That alone should suffice. In the majority of cases the cultural public domain fits in like a sore thumb. One doesn’t legislate starting from an exceptional case and establish regulations for the entire subject based on that. One creates the most general rules possible and then one introduces exceptions, if necessary. But here they’re not even necessary!

Indeed it is clear that a cultural good is one thing and a datum or a collection of data (and even a digital reproduction! we’ll get to that next) is something else entirely. A dataset containing a collection of information on cultural goods:

  1. this is not at all an exhaustive representation of the types of data they made available. If one takes the trouble to examine the catalogues at various levels, one sees that this is a very specific type, of negligible significance, meriting if anything a specific provision, not something to dictate the governance of all data issued.
  2. it may contain data, reproductions or other material actually covered by copyright, but they do not extend to the license on the dataset itself.

There is a profound confusion here between the concept of a dataset, which is in substance that which is protected by the sui generis right, and the individual components of the dataset, the information, which may for example be photographs. The dataset is not a derivative work of the individual components. The distinction has been made once and for all by the same Directive on database rights:

  1. whereas works protected by copyright and the services protected by some connected rights that are inserted in a database nevertheless benefit from their respective exclusive rights and therefore cannot be inserted or reproduced by a database without authorization of the rights’ owner or assignee.
  1. whereas the existence of a distinct right in the selection or arrangement of works and services in a database leaves intact the copyrights of said works and the connected rights of the services inserted in a database
  1. whereas, rather than the protection of the copyright for the selection or arrangement of the originals of a database’s contents, the present directive intends to safeguard the compilers of databases from the improper appropriation of the result of the financial and professional investment made to obtain and gather the contents, protecting the entirety or the substantial parts of the database from certain acts committed by the user or by a competitor

When one speaks of databases, one speaks of objects on which three distinct rights may rest:

  1. the copyright on the individual content elements
  2. a copyright on the original database for selection or arrangement of works and services
  3. a sui generis right

Granted that Open Data licenses have serious difficulty handling original databases for selection or arrangement f works (recital 27), and that the rights regarding individual content elements of a database are regardless covered by their individual licenses, which are not prejudiced by their insertion in a database (recital 26), that which we are dealing with is only or primarily (but predominately) the sui generis right. This is data, information, which has its substance solely in that it has been collected, not when considered individually (unless this is under another form of protection).

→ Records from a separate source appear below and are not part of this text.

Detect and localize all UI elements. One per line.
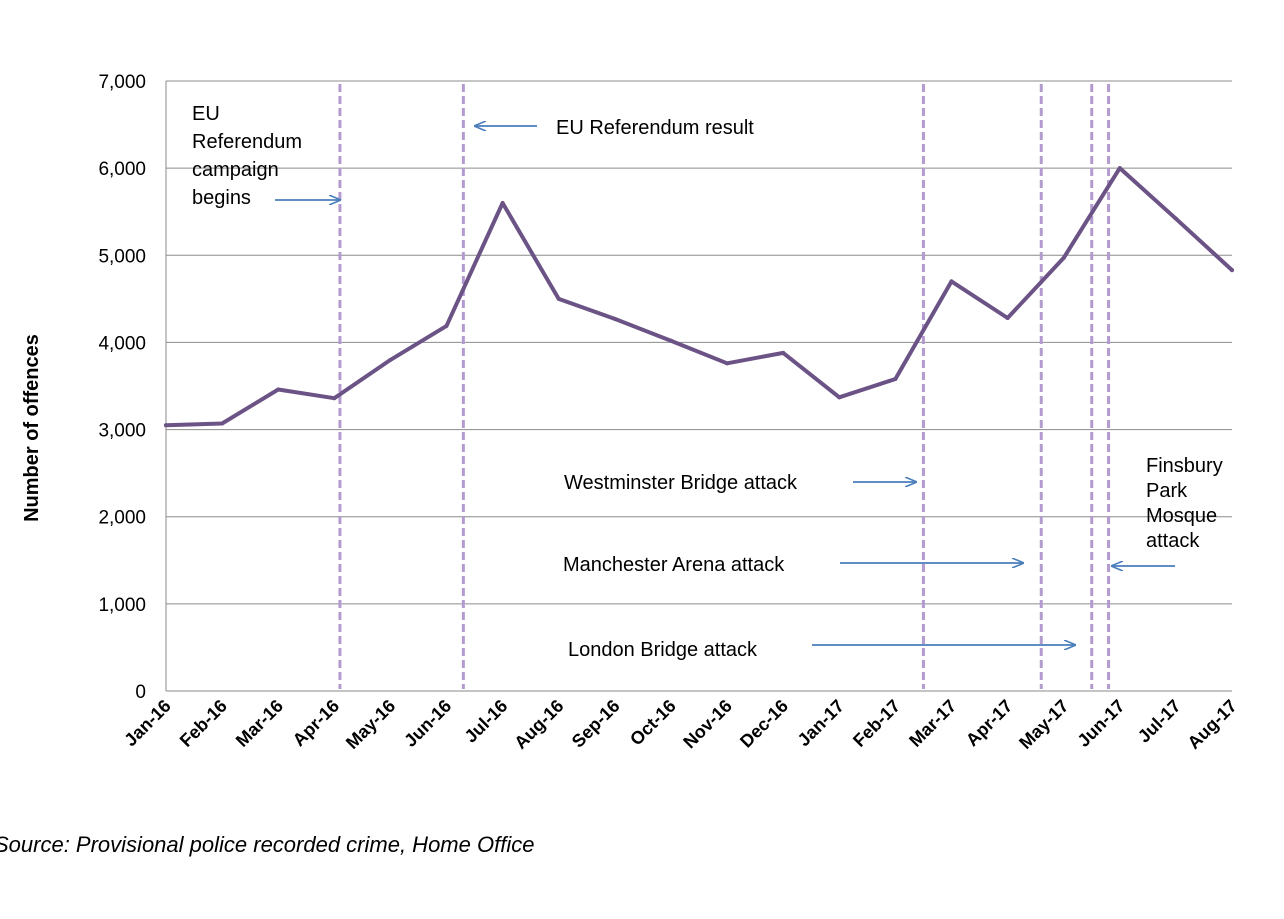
data-point: [1173, 216, 1178, 221]
x-tick-label: Mar-17: [905, 696, 960, 751]
annotation-manchester: Manchester Arena attack: [563, 554, 785, 576]
data-point: [444, 323, 449, 328]
x-tick-label: Nov-16: [679, 696, 736, 753]
y-tick-label: 0: [135, 682, 146, 703]
data-point: [500, 201, 505, 205]
event-lines: [338, 84, 1111, 689]
y-tick-label: 7,000: [98, 72, 146, 93]
x-tick-label: Apr-16: [289, 696, 343, 750]
x-tick-label: May-16: [342, 696, 399, 753]
data-point: [1005, 316, 1010, 321]
x-tick-label: Sep-16: [568, 696, 624, 752]
data-point: [556, 296, 561, 301]
data-point: [164, 423, 168, 428]
data-point: [893, 377, 898, 382]
annotation-finsbury-line: Mosque: [1146, 505, 1217, 527]
data-point: [781, 350, 786, 355]
x-tick-label: Feb-16: [176, 696, 231, 751]
data-point: [220, 421, 225, 426]
data-point: [1061, 255, 1066, 260]
y-axis-label: Number of offences: [21, 334, 43, 522]
source-note: Source: Provisional police recorded crim…: [0, 832, 535, 857]
annotation-london: London Bridge attack: [568, 639, 758, 661]
x-tick-label: Aug-16: [510, 696, 567, 753]
y-tick-label: 5,000: [98, 246, 146, 267]
annotation-finsbury-line: Finsbury: [1146, 455, 1223, 477]
gridlines: [165, 80, 1232, 692]
annotation-campaign-line: EU: [192, 103, 220, 125]
annotation-westminster: Westminster Bridge attack: [564, 472, 798, 494]
y-tick-label: 6,000: [98, 159, 146, 180]
annotation-arrows: [275, 126, 1175, 645]
y-tick-label: 2,000: [98, 508, 146, 529]
data-point: [668, 338, 673, 343]
x-tick-label: Aug-17: [1184, 696, 1241, 753]
y-axis-ticks: 0 1,000 2,000 3,000 4,000 5,000 6,000 7,000: [98, 72, 146, 703]
x-tick-label: Dec-16: [736, 696, 792, 752]
annotation-result: EU Referendum result: [556, 117, 754, 139]
data-point: [949, 279, 954, 284]
series: [164, 166, 1234, 428]
x-tick-label: Mar-16: [232, 696, 287, 751]
x-tick-label: Jan-17: [794, 696, 848, 750]
data-point: [612, 316, 617, 321]
data-point: [388, 357, 393, 362]
y-tick-label: 4,000: [98, 333, 146, 354]
x-tick-label: Jan-16: [120, 696, 174, 750]
data-point: [332, 396, 337, 401]
x-tick-label: May-17: [1015, 696, 1072, 753]
x-tick-label: Jul-16: [461, 696, 512, 747]
x-tick-label: Oct-16: [626, 696, 680, 750]
data-point: [837, 395, 842, 400]
y-tick-label: 3,000: [98, 421, 146, 442]
data-point: [725, 361, 730, 366]
annotation-campaign-line: begins: [192, 187, 251, 209]
x-tick-label: Apr-17: [962, 696, 1016, 750]
annotation-campaign-line: campaign: [192, 159, 279, 181]
annotation-campaign: EU Referendum campaign begins: [192, 103, 308, 209]
data-point: [276, 387, 281, 392]
annotation-finsbury-line: Park: [1146, 480, 1188, 502]
x-tick-label: Feb-17: [849, 696, 904, 751]
annotation-finsbury: Finsbury Park Mosque attack: [1146, 455, 1228, 552]
x-tick-label: Jun-17: [1073, 696, 1128, 751]
series-line: [164, 166, 1234, 428]
x-tick-label: Jul-17: [1134, 696, 1185, 747]
x-tick-label: Jun-16: [400, 696, 455, 751]
data-point: [1117, 166, 1122, 171]
annotation-finsbury-line: attack: [1146, 530, 1200, 552]
y-tick-label: 1,000: [98, 595, 146, 616]
annotation-campaign-line: Referendum: [192, 131, 302, 153]
data-point: [1230, 268, 1234, 273]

From reading the original version of the guidelines it is clear that there has been some confusion between the three points indicated above. If there is something in the dataset which merits special protection (and this is the exception), then for that datum or category of data it would be appropriate to give an informational note on the associated license (and attribution of authorship if subject to copyright, something which is not guaranteed per se by the simple attribution of a CC-by license to all datasets).

The aim of Open Data

One last assessment on why a “waiver” license is preferable to an “attribution”. The answer does not come from me. It is given by the regulations of Article 52 of the CAD (which does not mention attribution). The regulation is not a masterpiece of clarity, also because it contains cross-references to other regulations, conflating the field of licenses for rights and the field of safeguarding privacy (which are two radically different elements and which are handled by radically different tools).  The regulation provides (by default) that data should be freely reusable by anyone, even for commercial purposes, even in a disaggregated form. One day we will have a lecture on the misleading use of “even” in regulations, but that will not be today.

The answer is given by the Commission notice cited in the guideline:

[…] offers full flexibility for re-users and reduces the complications associated with handling numerous licenses, with possibly conflicting provisions.

Furthermore, when dealing with all possibilities:

It is recommended that, depending on the law applicable, the obligations be kept to a minimum, requiring at most: a) a statement identifying the source of the document; b) a link to relevant licensing information (where practicable).

The phrase “tutt’al più” used in the Italian version (“at most” in the English version, “tout au plus en”, in the French) clearly doesn’t mean “as a minimum”, but “as a maximum”, emphasizing that the tendency should be to mimise  complications, establishing attribution as a ceiling.   In line with this, precedence should be given to licenses which, compatible with the rights that interfere with release, favor minimizing friction.

This license is the waiver model, it is  CC0.

My advice is always, or at any rate in all cases in which it is possible, to use CC0 as the preferred license for Open Data.

Carlo Piana